Bollinger Bands in trading terminal
Moving averages are procyclical indicators that follow the trend: As long as the market is trading above its recent average, an upward trend is present in the broadest sense. The Bollinger Bands developed by the analyst John Bollinger offer an orientation mark that also takes into account the current market volatility.
Most charting software includes simple percentage bands. A percentage band surrounds a moving average and is placed, for example, 3 % above the average and 3 % below the average. The simple interpretation: If the market approaches the upper percentage band, this is considered an overbought situation; if prices are close to the lower percentage band, on the other hand, there may be an oversold situation.
Percentage bands are very static and do not take into account the current dynamics of the market. Bollinger bands are placed two standard deviations above and below the moving average respectively. This results in 95% of prices moving within the two bands.
In dynamic uptrends, the price usually moves between the moving average and the upper band. The situation is similar with downward trends.
In the relevant literature, both procyclical and anti-cyclical views can be found with regard to the interpretation of Bollinger bands. Many analysts believe that prices in the area of the upper band are suitable for opening a short-term position against the prevailing trend.
The bands can also serve as a dynamic price target.
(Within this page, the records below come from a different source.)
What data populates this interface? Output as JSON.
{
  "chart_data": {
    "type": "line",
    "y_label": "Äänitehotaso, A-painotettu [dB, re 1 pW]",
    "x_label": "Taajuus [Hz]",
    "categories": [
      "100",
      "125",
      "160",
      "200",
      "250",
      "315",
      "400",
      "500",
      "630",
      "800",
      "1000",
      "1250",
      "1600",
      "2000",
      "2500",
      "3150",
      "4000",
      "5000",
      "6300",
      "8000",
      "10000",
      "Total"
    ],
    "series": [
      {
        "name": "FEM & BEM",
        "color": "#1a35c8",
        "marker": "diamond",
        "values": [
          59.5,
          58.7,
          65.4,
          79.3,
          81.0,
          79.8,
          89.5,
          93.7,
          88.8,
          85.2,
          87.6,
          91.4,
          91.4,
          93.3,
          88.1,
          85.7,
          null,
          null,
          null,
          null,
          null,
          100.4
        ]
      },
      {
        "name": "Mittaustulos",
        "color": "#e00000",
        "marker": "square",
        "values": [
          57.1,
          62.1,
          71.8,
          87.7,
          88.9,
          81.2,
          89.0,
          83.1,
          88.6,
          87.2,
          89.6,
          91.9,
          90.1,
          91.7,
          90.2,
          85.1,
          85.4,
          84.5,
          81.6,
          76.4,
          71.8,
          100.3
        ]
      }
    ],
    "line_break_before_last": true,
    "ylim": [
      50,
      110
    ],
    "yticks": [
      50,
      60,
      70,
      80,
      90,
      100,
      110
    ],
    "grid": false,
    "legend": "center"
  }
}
If the market bounces off the upper band and falls below the moving average in the course of the subsequent downward movement, the lower band can serve as a target.
here is good explanation by thai traders: "MACD เป็นหนึ่งในตัวบ่งชี้ทางเทคนิคที่รู้จักกันดีใน ดาวน์โหลด metatrader 4 และรวมอยู่ในซอฟต์แวร์การซื้อขายที่เกี่ยวข้องทั้งหมด. ตัวบ่งชี้ขึ้นอยู่กับแนวคิดของการย้ายค่าเฉลี่ย."
"The MACD is one of the best-known technical indicators and is included in all relevant trading software. The indicator is based on the concept of moving averages."
Graphically, the MACD appears as a combination of lines. The first line is the MACD line. It is understood as the difference between two exponentially weighted moving averages with different period lengths. In the default settings of most charting programmes, 12 and 26 days are used.
The second line is an exponentially smoothed average of the MACD line. The standard settings usually provide for an average with a length of nine periods. The second line is also called the signal line and is slower than the MACD line.
The interpretation is very simple. If the faster line crosses the slower line from bottom to top, a buy signal is present. Conversely, a sell signal is generated when the faster line crosses the slower line from top to bottom.
At first glance, therefore, the MACD is no different from very simple indicators with two or more moving averages.
The MACD runs on a value scale of (mostly) 60 to -60 and is thus also an oscillator. The interpretation is also very similar: if the two lines run far into negative territory, an oversold situation is assumed. Conversely, high values indicate an overbought situation.